Scholars have shown how the Odyssey’s recognition scenes are both traditional in source and executed with sophistication (Murnaghan; Foley), and formal analysis of these scenes confirms the poet is doing something novel with their arrangement as well (Gainsford). The Odyssey’s special presentation of recognition is further confirmed by application of Bakker’s recent notion of “interformularity”—an “attempt to account for the significance of repetition in Homer” that considers how traditional units take idiomatic shape within the bounds of a single performance. In particular, I examine a formulaic interrogation, τίς πόθεν εἰς ἀνδρῶν … (“who, and from where, are you among men … ”) that recurs seven times in the Odyssey at key junctures in the formation of Odysseus’ heroic identity. While this formula is conventionally used to interrogate a stranger (Reece), the Odyssey deploys it as a consistent trigger for recognition scenes, and it becomes an encoded signal for the poet’s construction of Odysseus’ identity (Arft). This formula’s patterning and “scale of interformularity,” in Bakker’s terms, is a telling indicator that the Odyssey is making recognition its special business. While Odysseus remains a traditional hero, the Odyssey is carefully constructing his heroic identity.

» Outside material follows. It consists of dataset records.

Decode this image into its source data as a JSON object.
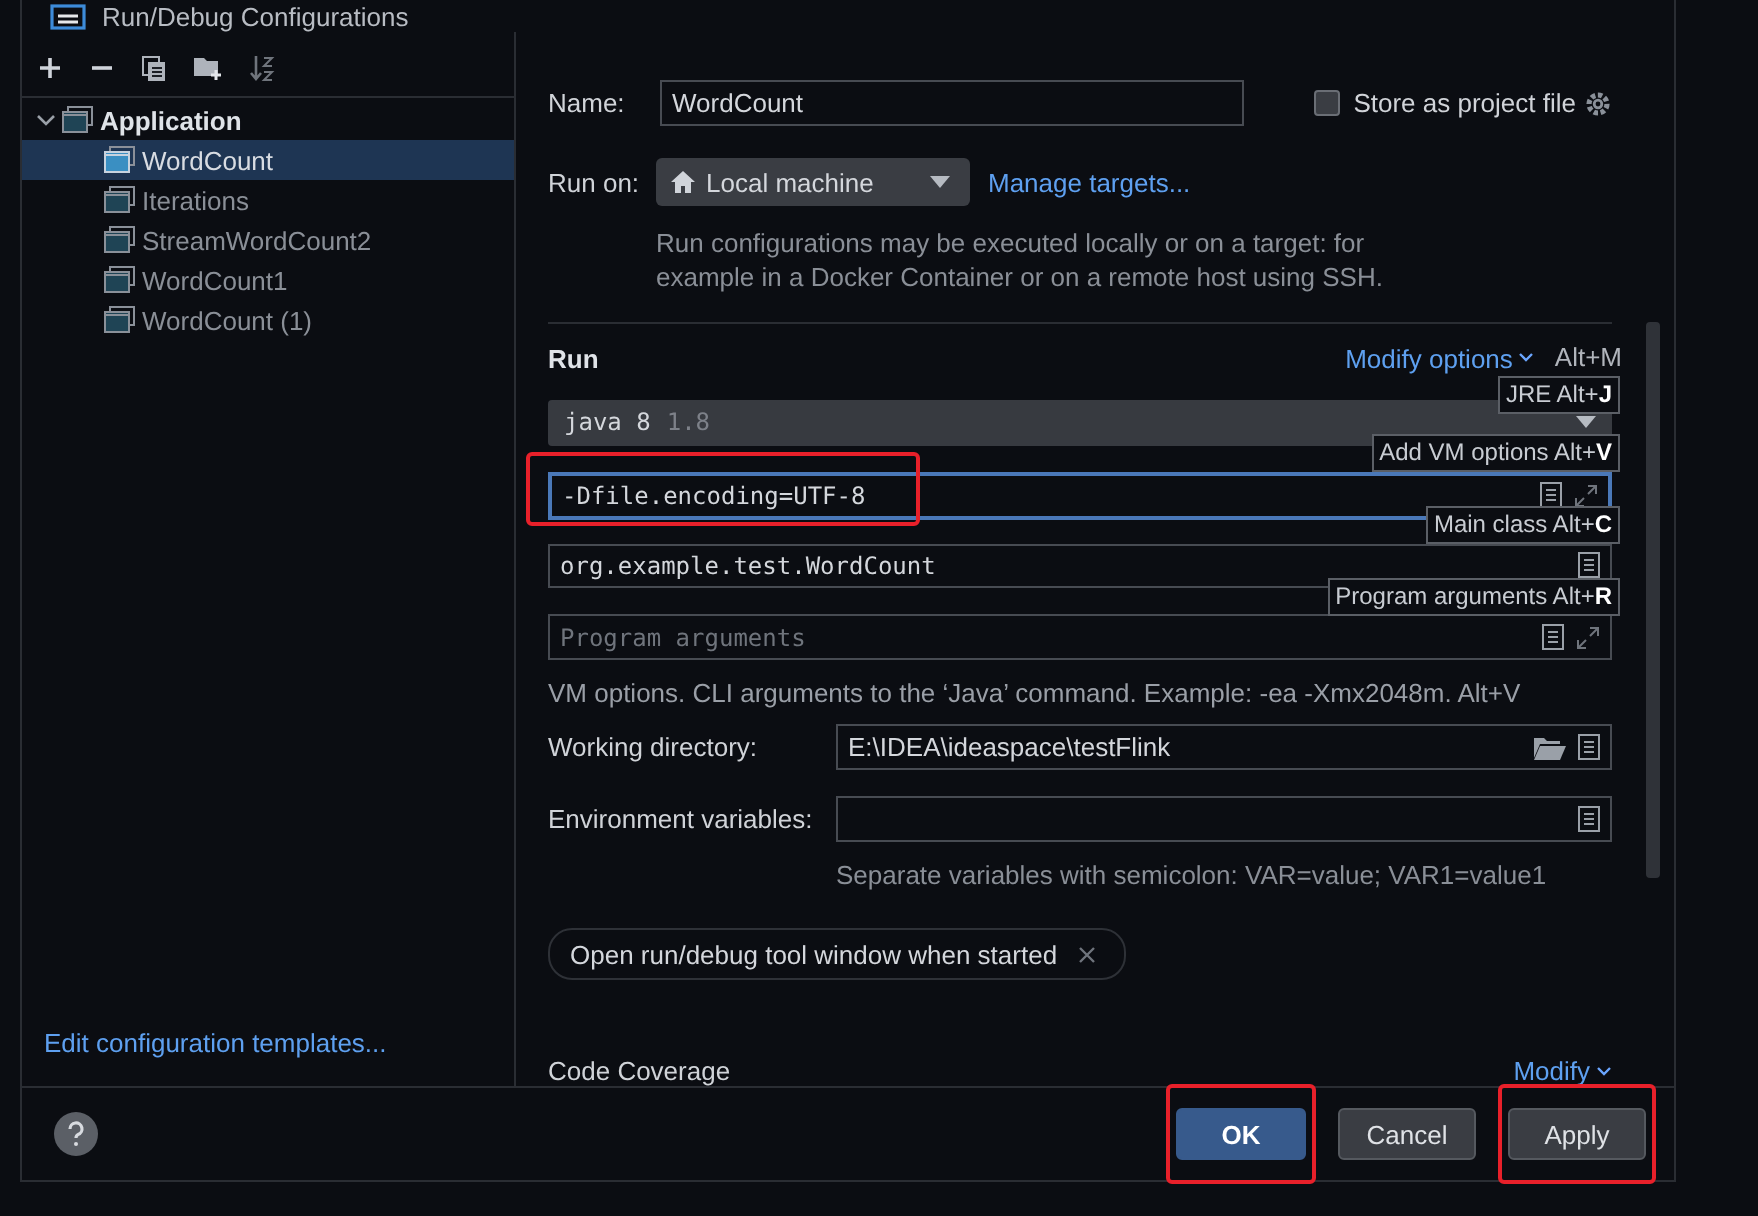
{
  "window": {
    "title": "Run/Debug Configurations"
  },
  "tree": {
    "items": [
      {
        "label": "Application",
        "expanded": true,
        "children": [
          {
            "label": "WordCount",
            "selected": true
          },
          {
            "label": "Iterations",
            "selected": false
          },
          {
            "label": "StreamWordCount2",
            "selected": false
          },
          {
            "label": "WordCount1",
            "selected": false
          },
          {
            "label": "WordCount (1)",
            "selected": false
          }
        ]
      }
    ]
  },
  "edit_templates_link": "Edit configuration templates...",
  "name": {
    "label": "Name:",
    "value": "WordCount"
  },
  "store_as_project_file": {
    "label": "Store as project file",
    "checked": false
  },
  "run_on": {
    "label": "Run on:",
    "value": "Local machine",
    "link": "Manage targets..."
  },
  "run_on_hint": "Run configurations may be executed locally or on a target: for example in a Docker Container or on a remote host using SSH.",
  "run_section": {
    "title": "Run",
    "modify_link": "Modify options",
    "modify_shortcut": "Alt+M"
  },
  "jre": {
    "value": "java 8",
    "version": "1.8"
  },
  "vm_options": {
    "value": "-Dfile.encoding=UTF-8",
    "focused": true,
    "highlighted": true
  },
  "main_class": {
    "value": "org.example.test.WordCount"
  },
  "program_arguments": {
    "placeholder": "Program arguments"
  },
  "shortcut_hints": [
    {
      "text": "JRE Alt+**J**"
    },
    {
      "text": "Add VM options Alt+**V**"
    },
    {
      "text": "Main class Alt+**C**"
    },
    {
      "text": "Program arguments Alt+**R**"
    }
  ],
  "vm_hint": "VM options. CLI arguments to the ‘Java’ command. Example: -ea -Xmx2048m. Alt+V",
  "working_directory": {
    "label": "Working directory:",
    "value": "E:\\IDEA\\ideaspace\\testFlink"
  },
  "environment_variables": {
    "label": "Environment variables:"
  },
  "env_hint": "Separate variables with semicolon: VAR=value; VAR1=value1",
  "option_chips": [
    {
      "label": "Open run/debug tool window when started"
    }
  ],
  "code_coverage": {
    "title": "Code Coverage",
    "modify_link": "Modify"
  },
  "buttons": [
    {
      "label": "OK",
      "kind": "primary",
      "highlighted": true
    },
    {
      "label": "Cancel",
      "kind": "secondary",
      "highlighted": false
    },
    {
      "label": "Apply",
      "kind": "secondary",
      "highlighted": true
    }
  ]
}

If the Odyssey emphasizes recognition as a special mode for expressing the traditional Odysseus tale, the Cyclic Telegony may offer an intertraditional explanation as to why. Proclus’ summary of the Telegony indicates that after Odysseus’ return to Ithaca, he is later killed by his son Telegonus out of ignorance” (κατ᾽ἄγνοιαν). This particular plot point is underplayed in recent Telegony scholarship (Tsagalis 2015; Burgess 2014), and few note the prominence of the missed recognition in multiple accounts of the Telegony’s plot (West Tel. Arg. 4, Τηλέγονος δ᾽ ἐπιγνούς τὴν ἁμαρτίαν [“Telegonus recognized his mistake”]; Ps.-Apollod. Epit. 7.37, ἀναγνωρισάμενος δὲ αὐτον [“After recognizing him’]; Hyg. fab. 127, quem postquam cognovit qui esset [“after he recognized who he was”]). While this failed recognition could be explained partly by traditional parricidal motifs, it takes on new significance alongside the Odyssey’s prominent reliance on recognition. Although Telegonus and Telemachus bear a functionally similar ignorance of their father, the Odyssey goes to great length to reconcile father and son while the Telegony does not. The failed and late recognition that is characteristic of the Telegony, then, seems to represent a traditional sine qua non for the hero’s post-Odyssey demise, the tragic elements of which might even anticipate failed recognition in later Greek tragedy. Moreover, if audiences traditionally associated Odysseus’s death with failed recognition, the Odyssey’s recognition sequences take on a new, meta-cyclic, even optimistic dimension that lend a great deal of authority to Telemachus’ recognition of his father. The Odyssey’s resonance results in great part from shared traditions (Danek), and the evidence here reinforces that traditions utilized in the Telegony were known by the Homeric audience as well.